What Happens to Cryptocurrency When Its Owner Dies?

Cryptocurrency and Estate Planning

Bitcoin, Litecoin, Ethereum, Zcash, Dash, Ripple, Monero… these aren’t just a bunch of made-up words, they are the most popular forms of cryptocurrency. They are a making waves in the financial world and creating interesting challenges for estate planners.

If you die with a shoebox of cash hidden in your closet, or with money in a traditional bank account, or owning a piece of property, how those assets will be treated is pretty straightforward. The government will take out the appropriate taxes, then the asset will pass on to someone else as specified in your estate plan. What happens if you own cryptocurrency when you die is much more uncertain.

Cryptocurrency is a completely intangible asset. It is transferred by following a technological process, not by signing legal documents. And those who are buying cryptocurrency on an exchange do not always have to reveal their true identity to the sellers. These characteristics make it somewhat challenging to transfer virtual currency via traditional estate planning techniques.

Unlike traditional banks, virtual currency exchanges do not require account holders to designate someone who can take over the account upon its creator’s death. This means an account holder’s heirs would have to go to court and establish their right to take over the account through the probate process. However, even securing the right to take over an account does not ensure access to the account’s contents or an ability to control the account.

There is no way for a court to force an exchange to open a crypto wallet for an heir. Therefore, cryptocurrency owners must provide the documentation needed for their heirs to access and control their accounts, in addition to granting permission for such access and control. Ideally, cryptocurrency holders will carefully document what virtual currency they own, how much they paid for it, and when they bought it. But it is also critical to provide the technical instructions and virtual keys necessary to take over the account.
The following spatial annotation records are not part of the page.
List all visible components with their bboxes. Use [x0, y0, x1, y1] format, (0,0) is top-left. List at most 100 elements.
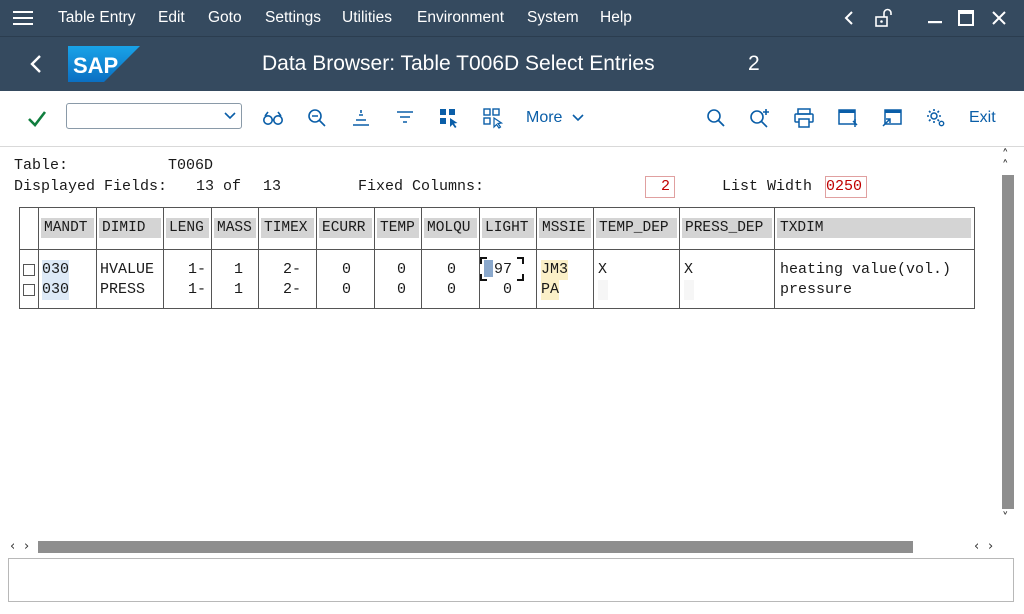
glasses-icon[interactable]: [258, 103, 288, 133]
row-select-checkbox[interactable]: [23, 284, 35, 296]
export-window-icon[interactable]: [877, 103, 907, 133]
settings-gear-icon[interactable]: [921, 103, 951, 133]
table-cell[interactable]: 0: [484, 280, 512, 300]
scroll-left-icon[interactable]: ‹: [10, 540, 15, 554]
list-width-field[interactable]: 0250: [825, 176, 867, 198]
vertical-scroll-thumb[interactable]: [1002, 175, 1014, 509]
table-cell[interactable]: JM3: [541, 260, 569, 280]
scroll-down-icon[interactable]: ˅: [1002, 512, 1009, 526]
menu-utilities[interactable]: Utilities: [342, 0, 392, 36]
of-label: of: [223, 178, 242, 195]
fixed-columns-label: Fixed Columns:: [358, 178, 485, 195]
title-bar: SAP Data Browser: Table T006D Select Ent…: [0, 36, 1024, 91]
exit-button[interactable]: Exit: [969, 103, 996, 133]
table-cell[interactable]: 1-: [168, 280, 206, 300]
table-cell[interactable]: 1: [216, 280, 243, 300]
unlock-icon[interactable]: [868, 0, 898, 36]
print-icon[interactable]: [789, 103, 819, 133]
table-cell[interactable]: HVALUE: [100, 260, 154, 280]
align-center-icon[interactable]: [346, 103, 376, 133]
scroll-left-icon[interactable]: ‹: [974, 540, 979, 554]
table-cell[interactable]: PRESS: [100, 280, 145, 300]
column-header[interactable]: DIMID: [99, 218, 161, 238]
column-header[interactable]: LENG: [166, 218, 209, 238]
hamburger-menu-icon[interactable]: [12, 8, 34, 28]
select-all-icon[interactable]: [434, 103, 464, 133]
menu-environment[interactable]: Environment: [417, 0, 504, 36]
table-cell[interactable]: 030: [42, 280, 70, 300]
table-cell[interactable]: 0: [379, 260, 406, 280]
table-cell[interactable]: X: [598, 260, 607, 280]
menu-system[interactable]: System: [527, 0, 579, 36]
column-header[interactable]: MOLQU: [424, 218, 477, 238]
status-bar: [8, 558, 1014, 602]
menu-bar: Table Entry Edit Goto Settings Utilities…: [0, 0, 1024, 36]
vertical-scrollbar[interactable]: ˄ ˄ ˅: [1000, 147, 1016, 527]
horizontal-scrollbar[interactable]: ‹ › ‹ ›: [0, 537, 1024, 557]
column-header[interactable]: MANDT: [41, 218, 94, 238]
table-cell[interactable]: heating value(vol.): [780, 260, 951, 280]
menu-goto[interactable]: Goto: [208, 0, 242, 36]
table-cell[interactable]: 0: [379, 280, 406, 300]
column-header[interactable]: MSSIE: [539, 218, 591, 238]
back-arrow-icon[interactable]: [24, 49, 50, 79]
table-cell[interactable]: X: [684, 260, 693, 280]
list-width-label: List Width: [722, 178, 813, 195]
maximize-icon[interactable]: [951, 0, 981, 36]
row-select-checkbox[interactable]: [23, 264, 35, 276]
table-cell[interactable]: 2-: [263, 260, 301, 280]
table-cell[interactable]: 1: [216, 260, 243, 280]
column-header[interactable]: TXDIM: [777, 218, 971, 238]
table-cell[interactable]: 1-: [168, 260, 206, 280]
column-header[interactable]: TEMP: [377, 218, 419, 238]
column-header[interactable]: ECURR: [319, 218, 372, 238]
column-header[interactable]: TEMP_DEP: [596, 218, 677, 238]
column-header[interactable]: MASS: [214, 218, 256, 238]
command-field[interactable]: [66, 103, 242, 129]
minimize-icon[interactable]: [920, 0, 950, 36]
search-icon[interactable]: [701, 103, 731, 133]
chevron-down-icon[interactable]: [223, 108, 237, 127]
column-header[interactable]: LIGHT: [482, 218, 534, 238]
table-cell[interactable]: 0: [426, 280, 456, 300]
zoom-detail-icon[interactable]: [302, 103, 332, 133]
table-label: Table:: [14, 157, 69, 174]
enter-check-icon[interactable]: [22, 103, 52, 133]
menu-help[interactable]: Help: [600, 0, 632, 36]
table-cell[interactable]: 0: [321, 280, 351, 300]
table-cell[interactable]: PA: [541, 280, 560, 300]
page-title: Data Browser: Table T006D Select Entries: [262, 52, 655, 75]
table-cell[interactable]: 030: [42, 260, 70, 280]
table-cell[interactable]: 2-: [263, 280, 301, 300]
scroll-right-icon[interactable]: ›: [24, 540, 29, 554]
menu-settings[interactable]: Settings: [265, 0, 321, 36]
more-menu-button[interactable]: More: [526, 103, 585, 133]
displayed-fields-label: Displayed Fields:: [14, 178, 168, 195]
entry-count: 2: [748, 52, 760, 75]
column-header[interactable]: PRESS_DEP: [682, 218, 772, 238]
table-cell[interactable]: 0: [426, 260, 456, 280]
scroll-up-icon[interactable]: ˄: [1002, 160, 1009, 174]
search-next-icon[interactable]: [745, 103, 775, 133]
table-cell[interactable]: 0: [321, 260, 351, 280]
data-table: MANDT DIMID LENG MASS TIMEX ECURR TEMP M…: [19, 207, 975, 309]
new-window-icon[interactable]: [833, 103, 863, 133]
horizontal-scroll-thumb[interactable]: [38, 541, 913, 553]
table-cell[interactable]: pressure: [780, 280, 852, 300]
table-cell[interactable]: [598, 280, 608, 300]
displayed-fields-count: 13: [196, 178, 215, 195]
deselect-all-icon[interactable]: [478, 103, 508, 133]
scroll-right-icon[interactable]: ›: [988, 540, 993, 554]
menu-edit[interactable]: Edit: [158, 0, 185, 36]
menu-table-entry[interactable]: Table Entry: [58, 0, 136, 36]
application-toolbar: More Exit: [0, 91, 1024, 147]
table-cell[interactable]: [684, 280, 694, 300]
fixed-columns-field[interactable]: 2: [645, 176, 675, 198]
filter-icon[interactable]: [390, 103, 420, 133]
cell-cursor-frame: [480, 257, 524, 281]
chevron-left-icon[interactable]: [834, 0, 864, 36]
sap-logo: SAP: [68, 46, 140, 87]
close-icon[interactable]: [984, 0, 1014, 36]
column-header[interactable]: TIMEX: [261, 218, 314, 238]
list-content: Table: T006D Displayed Fields: 13 of 13 …: [0, 147, 1024, 614]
This information could be written on a piece of paper or stored on a USB drive that is kept with other estate planning documents in a secure location.

It is also important to note that owning cryptocurrency can have significant tax implications. Cryptocurrency is treated as property rather than currency for tax purposes. Therefore, capital gains and losses tied to cryptocurrency must be reported, and taken into account during the estate planning process. Bitcoin owners who bought in early and made a killing when the value of the virtual currency skyrocketed, should be aware that they will owe a significant amount in capital gains taxes if they trade, sell, or spend their Bitcoins, or if they die. This could change if the IRS starts treating virtual currency like actual currency, but for the foreseeable future, it is going to be treated like property.

Working with an estate planning attorney who understands what cryptocurrency is and what unique challenges it presents is critical. If your estate plan is not structured to facilitate the transfer of digital assets, any value your assets have accumulated could evaporate into the ether, or you could wind up paying an arm and a leg to Uncle Sam in capital gains taxes.